Thursday, April 12, 2012

PolitiFact Florida editor Angie Drobnic Holan on WMNF

Angie Drobnic Holan, recently named editor at PolitiFact Florida, appeared for an interview last month on WMNF, a Tampa Bay area public radio station.

The interview overall was relatively mundane, serving mostly as a forum for liberal callers to recycle their most popular recent complaints about PolitiFact ("Lie of the Year" for 2011, Rubio saying the U.S. is majority conservative, etc.). 

Drobnic Holan did offer up a self-assessment of the fact check operation that we might want to refer to later on down the line, however:
We've published almost 5,000 fact checks since we got started.  We do not get it right every single single (sic) time.  Mitch, you're a journalist [crosstalk]

Let me tell you what we do do.  We correct errors.  There were no, um, errors of fact in this particular report, but sometimes there have been, and we correct those quickly, we note them.  Every now and then, a handful of claims, we say "You know, we got the Truth-O-Meter rating on that one wrong." 

So, our typical procedure is, we go back, we report it again, uh, we have a procedure where a reporter researches and writes the report and three editors sign off on the ruling.  So when we look at rulings again, uh, we have all the editors look at it again.  Um, so, you know, that's a handful of rulings.  The majority--the vast majority--of rulings are, uh, you know, not second-guessed [If only I had the time!--ed.] in any way.

And I would also add that when you go to PolitiFact, when you read our reports, uh, we do something that you don't often see in journalism.  We have a source list where we list all of our sources., we hyperlink to all of the data, list everybody we interviewed, and in our story we carefully explain our logic.  So, what's interesting to me is oftentimes when readers, um, disagree with our work and very passionately disagree with us, they disagree with us using evidence that we gave them.  It's not like they're going out and researching these things and uncovering these facts, I mean it's, it's, it's very much of a, um, of a, of a--they know things now they didn't know before they read the report.
I find it at least as interesting the many times that others go beyond PolitiFact's research (finding additional facts or additional context; examples of both are legion), inform PolitiFact of the additional information and then PolitiFact does absolutely nothing discernible in response. 

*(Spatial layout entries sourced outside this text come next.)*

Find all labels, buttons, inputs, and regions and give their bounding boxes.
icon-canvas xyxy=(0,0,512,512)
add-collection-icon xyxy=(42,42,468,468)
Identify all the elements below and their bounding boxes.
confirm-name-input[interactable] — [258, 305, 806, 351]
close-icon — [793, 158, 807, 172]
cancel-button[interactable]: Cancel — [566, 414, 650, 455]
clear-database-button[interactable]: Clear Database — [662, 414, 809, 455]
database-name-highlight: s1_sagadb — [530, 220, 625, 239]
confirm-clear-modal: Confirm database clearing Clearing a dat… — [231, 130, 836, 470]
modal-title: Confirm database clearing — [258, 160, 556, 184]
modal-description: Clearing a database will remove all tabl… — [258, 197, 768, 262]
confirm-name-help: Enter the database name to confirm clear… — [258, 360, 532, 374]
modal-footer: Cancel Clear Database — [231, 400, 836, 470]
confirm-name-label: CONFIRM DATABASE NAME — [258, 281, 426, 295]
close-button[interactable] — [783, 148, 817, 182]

Not that a critic needs to find new information to offer a legitimate criticism, of course.

But I guess her response serves Drobnic Holan's PR purposes better in the context of a radio interview.


Jeff adds: Drobnic Holan highlights PolitiFact's supposed transparency by listing "everybody we interviewed." What she failed to mention was that they don't include the transcripts of those interviews. More than one of those interviewees has publicly complained that PolitiFact took their responses out of context. One even pointed out the questions appeared biased from the start:
What struck me about Jacobson’s message was it asked if Romney’s statement was “technically true” and “what context does this ignore,” which carried the clear implication – as I warned Jacobson in my reply – that he’d already decided what he was going to write.
Given PolitiFact's propensity for statement distortion, simply naming people they emailed hardly inspires confidence about their integrity. Until PolitiFact provides the full context of their interviews, the list is little more than window dressing.